Se trata de un grupo de piedras calizas de las utilizadas en los talleres de litografía a mediados del siglo XIX como matriz para las impresiones de bellas etiquetas, anillas y habilitaciones que hicieron famosas las cajas de habanos en el mundo.
Todo comenzó cuando los empresarios tabacaleros descubrieron que la utilización de impresiones litográficas de gran colorido y magníficos relieves dorados ayudaba a proteger sus productos contra imitaciones y fraudes, además de la atractiva elegancia con la que se presentaban sus apreciadas labores en el mercado.
Según algunos historiadores, la técnica litográfica ya se practicaba en Cuba desde que el pintor y miniaturista francés Santiago Lessier y Durand estableció en La Habana su taller en 1822. Pero su despegue industrial comenzó a partir de 1840 gracias al auge de la actividad tabacalera y el empeño en dar a conocer las marcas de tabacos, cigarros y picadura radicadas en capital y otras ciudades en el interior del país.

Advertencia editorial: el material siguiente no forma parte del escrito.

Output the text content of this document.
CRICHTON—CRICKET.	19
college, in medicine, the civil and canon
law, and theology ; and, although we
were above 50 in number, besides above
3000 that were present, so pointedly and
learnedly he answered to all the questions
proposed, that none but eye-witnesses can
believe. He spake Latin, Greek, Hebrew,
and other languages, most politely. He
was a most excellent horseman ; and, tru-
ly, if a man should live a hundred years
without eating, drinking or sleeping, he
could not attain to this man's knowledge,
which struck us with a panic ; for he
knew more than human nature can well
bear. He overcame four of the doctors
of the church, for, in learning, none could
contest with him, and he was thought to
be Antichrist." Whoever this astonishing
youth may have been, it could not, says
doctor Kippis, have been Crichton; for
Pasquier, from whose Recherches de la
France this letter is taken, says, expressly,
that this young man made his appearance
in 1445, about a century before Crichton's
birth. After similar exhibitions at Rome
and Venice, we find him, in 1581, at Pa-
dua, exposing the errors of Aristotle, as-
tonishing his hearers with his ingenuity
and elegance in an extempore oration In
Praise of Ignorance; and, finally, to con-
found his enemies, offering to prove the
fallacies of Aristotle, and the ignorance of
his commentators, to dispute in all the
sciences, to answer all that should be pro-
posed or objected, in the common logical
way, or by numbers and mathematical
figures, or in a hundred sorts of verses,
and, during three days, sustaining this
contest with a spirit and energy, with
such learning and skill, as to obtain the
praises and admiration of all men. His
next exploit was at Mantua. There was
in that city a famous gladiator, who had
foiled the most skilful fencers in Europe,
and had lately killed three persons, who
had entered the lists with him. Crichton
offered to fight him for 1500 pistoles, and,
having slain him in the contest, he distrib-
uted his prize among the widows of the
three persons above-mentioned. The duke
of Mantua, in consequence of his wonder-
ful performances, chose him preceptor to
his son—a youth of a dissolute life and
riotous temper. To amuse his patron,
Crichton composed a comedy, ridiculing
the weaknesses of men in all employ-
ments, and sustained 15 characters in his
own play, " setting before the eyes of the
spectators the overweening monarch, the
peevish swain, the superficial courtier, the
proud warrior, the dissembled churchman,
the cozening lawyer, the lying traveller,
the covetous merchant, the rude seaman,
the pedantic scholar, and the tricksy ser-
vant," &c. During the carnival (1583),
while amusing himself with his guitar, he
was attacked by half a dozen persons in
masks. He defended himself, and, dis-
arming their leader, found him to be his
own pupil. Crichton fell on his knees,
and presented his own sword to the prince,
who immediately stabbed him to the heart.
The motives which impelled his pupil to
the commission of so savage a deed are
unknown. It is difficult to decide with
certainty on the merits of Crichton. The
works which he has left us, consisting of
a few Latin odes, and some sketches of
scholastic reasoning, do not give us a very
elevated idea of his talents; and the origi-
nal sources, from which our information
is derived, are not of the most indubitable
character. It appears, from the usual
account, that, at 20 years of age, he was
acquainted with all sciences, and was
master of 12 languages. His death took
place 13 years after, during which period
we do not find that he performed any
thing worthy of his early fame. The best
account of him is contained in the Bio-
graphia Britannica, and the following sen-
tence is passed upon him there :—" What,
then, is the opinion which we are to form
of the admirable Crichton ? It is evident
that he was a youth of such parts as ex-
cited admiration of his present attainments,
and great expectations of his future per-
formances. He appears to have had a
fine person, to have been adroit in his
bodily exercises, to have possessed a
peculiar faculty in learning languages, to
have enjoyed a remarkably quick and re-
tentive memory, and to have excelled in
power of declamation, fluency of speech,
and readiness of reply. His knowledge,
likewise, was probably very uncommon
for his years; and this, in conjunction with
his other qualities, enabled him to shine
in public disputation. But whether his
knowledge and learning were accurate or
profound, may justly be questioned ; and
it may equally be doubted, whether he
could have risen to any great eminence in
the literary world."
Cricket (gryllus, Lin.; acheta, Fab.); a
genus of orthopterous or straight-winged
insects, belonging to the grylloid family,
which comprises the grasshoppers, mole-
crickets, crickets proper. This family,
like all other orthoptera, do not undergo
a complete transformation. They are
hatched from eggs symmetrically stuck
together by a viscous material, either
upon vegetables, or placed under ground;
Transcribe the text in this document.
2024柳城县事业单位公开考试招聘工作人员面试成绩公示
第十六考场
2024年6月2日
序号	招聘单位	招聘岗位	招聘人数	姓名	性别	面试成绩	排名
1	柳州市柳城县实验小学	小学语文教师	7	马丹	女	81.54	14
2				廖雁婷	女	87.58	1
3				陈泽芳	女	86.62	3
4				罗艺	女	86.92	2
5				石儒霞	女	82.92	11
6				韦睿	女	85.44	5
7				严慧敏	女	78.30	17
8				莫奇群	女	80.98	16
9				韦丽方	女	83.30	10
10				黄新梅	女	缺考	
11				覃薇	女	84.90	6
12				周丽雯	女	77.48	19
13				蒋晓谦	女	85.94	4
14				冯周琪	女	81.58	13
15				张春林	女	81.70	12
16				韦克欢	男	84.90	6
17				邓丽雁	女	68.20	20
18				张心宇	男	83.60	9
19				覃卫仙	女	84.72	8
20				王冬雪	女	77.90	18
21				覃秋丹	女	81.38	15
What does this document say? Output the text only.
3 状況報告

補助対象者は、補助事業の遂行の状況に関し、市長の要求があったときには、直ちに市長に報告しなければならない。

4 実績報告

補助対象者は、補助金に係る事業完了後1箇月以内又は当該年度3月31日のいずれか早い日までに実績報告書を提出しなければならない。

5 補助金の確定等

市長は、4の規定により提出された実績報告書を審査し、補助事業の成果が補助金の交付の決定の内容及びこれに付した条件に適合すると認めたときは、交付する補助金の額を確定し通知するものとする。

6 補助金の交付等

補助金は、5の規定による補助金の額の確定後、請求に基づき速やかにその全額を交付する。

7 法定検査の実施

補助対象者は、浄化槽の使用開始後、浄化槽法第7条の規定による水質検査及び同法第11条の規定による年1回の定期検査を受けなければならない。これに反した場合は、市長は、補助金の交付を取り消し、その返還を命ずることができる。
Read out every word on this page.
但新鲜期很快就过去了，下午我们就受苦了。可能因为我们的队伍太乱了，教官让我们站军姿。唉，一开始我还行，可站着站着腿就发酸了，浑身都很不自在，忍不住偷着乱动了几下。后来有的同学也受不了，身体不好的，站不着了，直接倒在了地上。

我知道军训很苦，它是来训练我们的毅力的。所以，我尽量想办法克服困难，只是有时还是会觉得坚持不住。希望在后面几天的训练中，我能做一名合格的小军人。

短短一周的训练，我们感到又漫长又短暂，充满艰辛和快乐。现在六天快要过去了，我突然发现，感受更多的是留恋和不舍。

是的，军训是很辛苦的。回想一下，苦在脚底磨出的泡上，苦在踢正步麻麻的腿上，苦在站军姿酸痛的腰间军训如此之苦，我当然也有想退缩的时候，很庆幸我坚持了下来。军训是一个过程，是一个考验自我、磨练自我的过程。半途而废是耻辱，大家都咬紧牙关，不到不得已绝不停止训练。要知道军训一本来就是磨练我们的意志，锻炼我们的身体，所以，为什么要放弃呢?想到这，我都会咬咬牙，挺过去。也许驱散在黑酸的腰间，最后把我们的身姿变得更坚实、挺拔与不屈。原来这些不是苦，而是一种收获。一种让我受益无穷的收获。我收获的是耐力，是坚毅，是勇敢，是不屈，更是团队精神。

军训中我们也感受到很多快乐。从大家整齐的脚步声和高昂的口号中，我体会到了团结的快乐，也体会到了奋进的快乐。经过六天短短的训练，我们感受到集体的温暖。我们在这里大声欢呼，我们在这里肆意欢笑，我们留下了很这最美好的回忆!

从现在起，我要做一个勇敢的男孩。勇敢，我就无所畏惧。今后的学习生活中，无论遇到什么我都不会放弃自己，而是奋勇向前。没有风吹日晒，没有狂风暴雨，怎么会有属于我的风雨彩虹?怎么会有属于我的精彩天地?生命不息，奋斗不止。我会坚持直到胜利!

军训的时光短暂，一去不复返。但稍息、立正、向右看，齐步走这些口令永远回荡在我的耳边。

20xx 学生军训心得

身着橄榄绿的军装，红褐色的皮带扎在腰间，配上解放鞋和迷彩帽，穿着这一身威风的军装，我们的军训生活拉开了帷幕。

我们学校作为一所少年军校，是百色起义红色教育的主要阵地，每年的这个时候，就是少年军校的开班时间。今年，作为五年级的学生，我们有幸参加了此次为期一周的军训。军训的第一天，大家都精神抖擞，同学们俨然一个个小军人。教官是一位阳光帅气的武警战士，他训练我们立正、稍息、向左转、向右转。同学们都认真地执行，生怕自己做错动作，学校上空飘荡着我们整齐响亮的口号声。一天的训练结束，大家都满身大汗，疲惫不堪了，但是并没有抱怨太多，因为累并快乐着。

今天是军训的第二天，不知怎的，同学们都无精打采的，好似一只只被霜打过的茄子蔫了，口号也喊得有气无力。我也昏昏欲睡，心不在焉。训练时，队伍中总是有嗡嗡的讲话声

Dicen que el precursor en presentar sus tabacos torcidos en el mercado con lujosas y atractivas impresiones litográficas fue el industrial Ramón Allones, que en 1845 había establecido en la calle de Ánimas número 129 una modesta tabaquería denominada La Eminencia, y a quien le atribuían un notable temperamento artístico.
Allones tiene el mérito de haber iniciado en su taller importantes mejoras que más tarde sus competidores se vieron obligados a imitar por exigencias del mercado. Él fue el primero en introducir las vitolas superiores o de regalía y el único que en aquellos tiempos comenzó a exportar sus habanos anillados y en envases de lujo con bellas impresiones litográficas que tanto llamaron la atención en las mesas de los príncipes, los reyes y los emperadores.
Su iniciativa convirtió al humilde artesano que elaboraba toscos cajones de cedros, en un obrero capaz de realizar finos envases dignos de ser presentados en el mercado junto a las sencillas etiquetas que identificaba la marca del fabricante
También a partir de 1845 se estableció en las tabaquerías un nuevo oficio que todavía se mantiene en activo, el de fileteador, o sea el operario cuya labor consiste en adornar los estuches de cedro para tabacos con las habilitaciones que tienen como parte esencial el filete o la tira de papel larga y angosta con que se cubren las aristas del cajón. Esto no es solo un adorno, sino que también sirve para evitar que por allí se evapore el aroma de los tabacos contenidos en su interior.
Para finales de 1850, el auge de fábricas de tabaco como Cabañas y Carvajal (1818) , Por Larrañaga (1834), H.Upmann (1844), Partagás (1845), La Corona (1845) y otras muchas mantenían con sus demandas las actividades en los talleres de litografía a toda marcha.
Por eso es que los especialistas en este teman coinciden en que fueron las fábricas tabacaleras las que por espacio de más de medio siglo desde 1837 dieron vida a la industria litográfica y contribuyeron a su amplio desarrollo y prosperidad.
En 1907 fue constituida la Compañía Litográfica de la Habana, la cual continuó utilizando hasta bien entrado el siglo XX la piedra caliza como matriz en la mayoría de los trabajos litográficos relacionados con el tabaco.
Varias de ellas forman parte de valioso patrimonio del Museo del Habano en la capital cubana.